I’m the Meta Recruiter Who Was Paid $190,000 for Doing ‘Nothing’

“Maddie Machado was making $190k per year when she says she was fired by Meta for posting on social media,” The Independent reports. “Now, the Florida-based recruiter makes six figures in one month, thanks to TikTok.”

Careers Sites Must Be Built With SEO in Mind

“One of the biggest missteps is not designing your careers site for search engine optimization (SEO),” according to this SHRM story. “About 75% of candidates start their job search on Google, but many companies do not have websites prepared to respond.”

Hiring Takes a Backseat As HR Faces Budget Constraints

“Hiring has taken a backseat to budget concerns among some HR pros,” according to HR Dive’s Identity of HR survey results. The finding may hardly be surprising, given the economic landscape; just 24% of respondents said hiring was their top priority in 2023, compared with 36% last year.”

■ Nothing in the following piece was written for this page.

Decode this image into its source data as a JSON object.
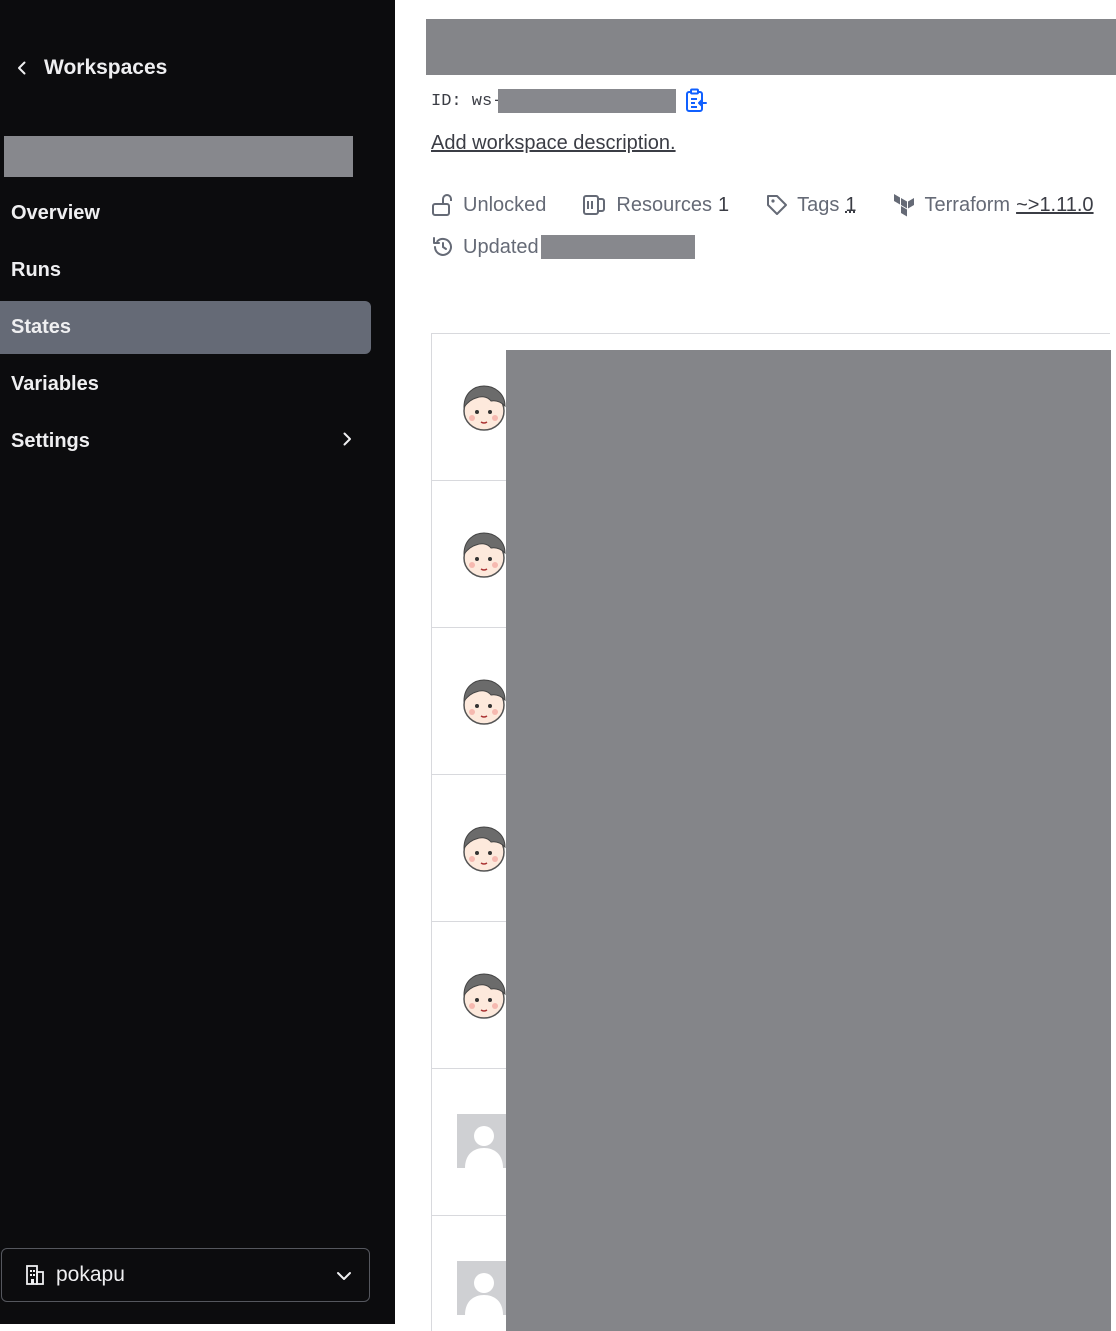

Company Apologizes for Recruiting ‘Toxic’ Staff

“The [Confederation of British Industry] has apologized for the recruitment of ‘toxic’ staff and for allowing individuals with ‘regressive’ and ‘abhorrent’ attitudes towards women to behave poorly without fear of being detected,” according to Personnel Today. “In an open letter, CBI president Brian McBride admitted that the organization had been complacent and had made mistakes that led to terrible consequences for some employees.”

It’s Not Like We’re Google: Competing for Talent With the World’s Biggest Brands

“How do you compete with employers that are more well-known and pay more?” asks this story. “It’s perhaps the most common challenge playing the vast majority of businesses. It’s certainly a challenge that we must address at QTS Data Centers, a data-solutions company that — let’s face it — you’ve probably not heard of.” Read how the organization competes with the Googles and Amazons of the world.